"I don't know who told you we have an attitude, but they were rude!"
It doesn't seem too outrageous to assume that the Donnas, a teenage punk-rock quartet from Palo Alto, have an attitude. With song titles such as "Looking for Blood" and "Outta My Mind," the group might be expected to sneer rather than smile for the camera. But guitarist Donna R. and her bandmates beg to differ when a photographer asks them to look a little more antisocial. "We're too tired," chimes in drummer Donna C.
The scorching eight-hour drive from the group's Northern California home to its Thursday concert at the all-ages Showcase Theatre in Corona has left the Donnas slightly wilted. Before the show, they hang around their cars in the parking lot during an interview, eating pizza, gulping water, applying makeup and blasting KISS' "Rock and Roll All Nite" on the car stereo.
The metallic crunch of KISS is a key component, but the fun-loving, cartoonish insolence on the Donnas' current Lookout! Records album, "American Teenage Rock 'n' Roll Machine," most vividly recalls the classic punk-pop of the Ramones and the boisterous sexuality of '70s girl rockers the Runaways. Ten songs add up to 24 minutes of three-chord delinquency, all about running wild and rocking hard.
The group's album hasn't cracked the national Top 200, but its fetchingly nostalgic sound and stance have recently charmed the rock press, with Rolling Stone noting that "hanging with the Donnas is like being in detention with all your best friends," and Spin lauding the band's "good-time cave-girl feminism."
Just as the members of the Ramones all took the same last name, the Donnas all use the same first name.

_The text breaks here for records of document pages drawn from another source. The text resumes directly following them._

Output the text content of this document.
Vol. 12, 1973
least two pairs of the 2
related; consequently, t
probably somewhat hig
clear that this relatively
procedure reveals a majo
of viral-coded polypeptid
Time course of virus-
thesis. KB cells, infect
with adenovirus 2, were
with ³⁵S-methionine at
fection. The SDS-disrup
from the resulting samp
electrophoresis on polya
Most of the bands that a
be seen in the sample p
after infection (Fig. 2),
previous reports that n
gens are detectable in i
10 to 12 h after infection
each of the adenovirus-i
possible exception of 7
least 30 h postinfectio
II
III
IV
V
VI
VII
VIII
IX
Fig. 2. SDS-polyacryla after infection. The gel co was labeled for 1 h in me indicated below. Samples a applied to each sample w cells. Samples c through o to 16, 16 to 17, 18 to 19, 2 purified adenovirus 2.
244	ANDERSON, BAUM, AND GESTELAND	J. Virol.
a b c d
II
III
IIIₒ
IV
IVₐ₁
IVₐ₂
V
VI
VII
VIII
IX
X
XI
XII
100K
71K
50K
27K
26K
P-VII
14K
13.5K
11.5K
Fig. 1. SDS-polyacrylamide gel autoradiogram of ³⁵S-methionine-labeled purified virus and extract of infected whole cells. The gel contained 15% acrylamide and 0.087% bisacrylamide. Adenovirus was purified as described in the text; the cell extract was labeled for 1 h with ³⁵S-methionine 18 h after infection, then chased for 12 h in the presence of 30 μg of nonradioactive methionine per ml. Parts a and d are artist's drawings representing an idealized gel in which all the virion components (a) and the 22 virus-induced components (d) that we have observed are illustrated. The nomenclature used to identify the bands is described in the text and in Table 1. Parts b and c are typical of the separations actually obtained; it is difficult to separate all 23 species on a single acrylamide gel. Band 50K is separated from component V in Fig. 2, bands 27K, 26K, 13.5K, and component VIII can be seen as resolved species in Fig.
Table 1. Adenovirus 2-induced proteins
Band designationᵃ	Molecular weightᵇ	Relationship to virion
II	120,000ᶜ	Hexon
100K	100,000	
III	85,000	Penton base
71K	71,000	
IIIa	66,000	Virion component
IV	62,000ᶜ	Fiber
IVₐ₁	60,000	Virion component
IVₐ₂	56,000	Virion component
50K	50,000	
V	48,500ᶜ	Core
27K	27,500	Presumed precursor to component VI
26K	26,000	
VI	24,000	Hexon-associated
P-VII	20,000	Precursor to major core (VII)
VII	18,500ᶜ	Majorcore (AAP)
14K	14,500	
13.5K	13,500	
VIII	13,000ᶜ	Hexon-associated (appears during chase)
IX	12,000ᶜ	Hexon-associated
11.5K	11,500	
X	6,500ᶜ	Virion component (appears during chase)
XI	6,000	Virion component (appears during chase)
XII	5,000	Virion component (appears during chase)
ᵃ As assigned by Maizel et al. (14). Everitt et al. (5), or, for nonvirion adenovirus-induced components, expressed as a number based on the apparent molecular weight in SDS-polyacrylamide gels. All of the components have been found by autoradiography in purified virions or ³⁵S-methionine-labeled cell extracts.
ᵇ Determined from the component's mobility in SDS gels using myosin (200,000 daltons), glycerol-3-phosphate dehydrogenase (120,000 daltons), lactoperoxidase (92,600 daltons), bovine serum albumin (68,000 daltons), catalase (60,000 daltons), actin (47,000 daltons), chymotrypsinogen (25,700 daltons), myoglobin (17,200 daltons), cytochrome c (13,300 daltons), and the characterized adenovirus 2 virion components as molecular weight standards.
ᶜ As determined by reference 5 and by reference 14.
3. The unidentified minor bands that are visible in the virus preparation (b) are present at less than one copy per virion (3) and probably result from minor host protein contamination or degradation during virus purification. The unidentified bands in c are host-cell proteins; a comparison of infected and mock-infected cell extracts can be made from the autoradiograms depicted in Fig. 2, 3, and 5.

On stage, each wears a T-shirt that reads "Donna," followed by the first letter of her real surname: Donna R. (Allison Robertson), Donna C. (Torry Castellano), vocalist Donna A. (Brett Anderson) and bassist Donna F. (Maya Ford). All are 19--except Donna R., who's 18--and they've been in bands together since they were 13.
Back in junior high, inspired by the women of L7 and Shonen Knife, as well as the Riot Grrl movement, the girls formed the school's only female band. If the boys were unimpressed, the future Donnas couldn't have cared less. "Maybe they knew how to play their instruments better, but the songs were [bad]," Donna C. says.
After discovering KISS and Alice Cooper, the girls were 15 and happily wrecking eardrums with their speed-metal act the Electrocutes when acquaintance Darin Raffaelli asked them to perform some garage-rock songs he'd written with a female group in mind. Thus, the Donnas were born. The girls thought it would be a one-shot deal, but Raffaelli's project proved more accessible than theirs.
But the girls wanted more creative control. "We didn't want to be stuck in some band where some dude wrote the songs for us," Donna R. says. They also wanted a harder-rocking edge than was reflected on their early releases, a vinyl LP called "The Donnas" and three singles on San Francisco indie Super*Teem, which Lookout! will re-release on a CD this month.
Indeed, Donna R.'s power chords stand out during the band's Showcase performance, sealing in the rebellious juices of "Rock 'n' Roll Machine" and "Gimmie My Radio." The band wastes not a single second of its 30-minute set, tearing through one raucous anthem after another, barely pausing for Donna A. to catch her breath.
As much as songs such as "Checkin' It Out" and "Leather on Leather" aim to be sexually commanding, the tone is closer to the tough innocence of the '60s' Shangri-Las than the ruined innocence of the Runaways--or even the liberated demands of such elliptical kindred spirits as Elastica. The shock value of declarations such as "You Make Me Hot" is certainly diminished in a world of Spice Girls and L'il Kims, but the Donnas also seem more comfortable rocking than raunching. And they aren't fully aware that much of their charm, for better or worse, is tied to their being Chicks Who Rock. Just ask the pint-sized stalker-in-training who prowls the club, trying to score a hug from each Donna and high-fiving his friends both times he is successful.
The Donnas shrug off this type of behavior, but it annoys them. Still, there are worse things. Like? "It sucks when people say, 'Oh, you guys are really good--for girls,' " scoffs Donna A. "They actually think they're being nice."